July 1st marked the first day of my son’s last year in junior tennis. That day came and went with some very mixed emotions on my part (though I’m guessing my son was oblivious to its implications beyond which of his friends he was going to hang out with on the beach for the day). On the one hand, I’ve been rather frustrated with the entire junior tennis process – the confusion, the changing rules, the inconsistencies tournament to tournament. On the other hand, this has been an amazing journey, an amazing opportunity to spend countless one-on-one hours with my son, an amazing way for him to mature and develop as an athlete and as a human being, and I’ll be sad when it ends.

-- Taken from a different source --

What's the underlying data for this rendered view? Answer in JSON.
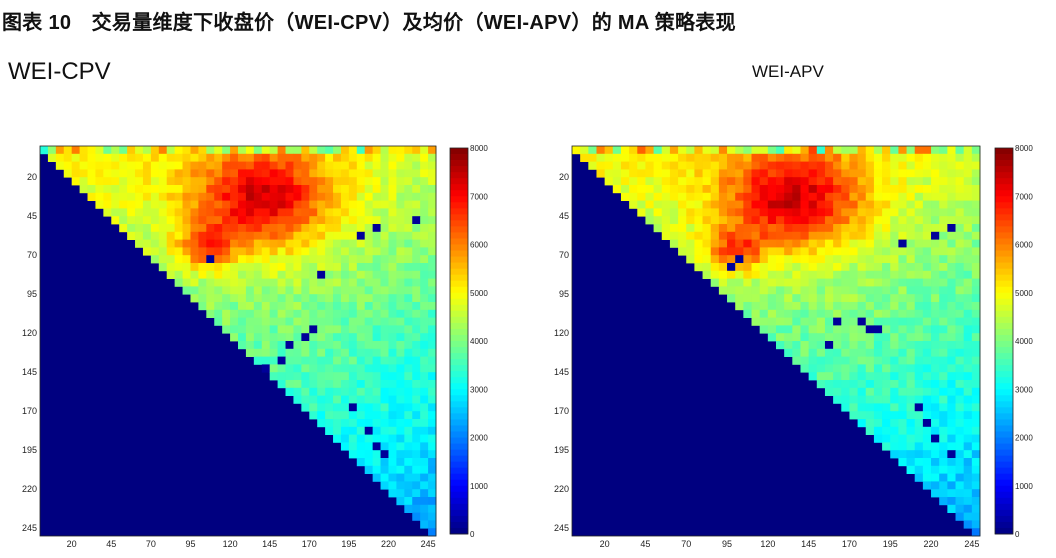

I can’t tell you how many incredible people we’ve both met along the way and how many doors have opened to us both because my son chose tennis almost a decade ago.
And, while I know the journey isn’t really ending but rather veering in a new direction as he prepares to enter the world of college tennis, I will miss the hours in the car with him and the nights in the hotel reflecting on the day and, yes, even the monotonous dining options inherent in each tournament town’s Panera and Carrabas.
Those of you who are already on the other side of junior tennis have shared with me over and over again how much you treasured those years with your child(ren) despite the craziness and expense and disruption to “normal” family life. I know I’ll feel the same way in hindsight. For now, though, I will take things one day at a time – the 364 I now have left – and try to focus on the good stuff, not sweat the small stuff, and enjoy creating a few more memories before this all comes to an end.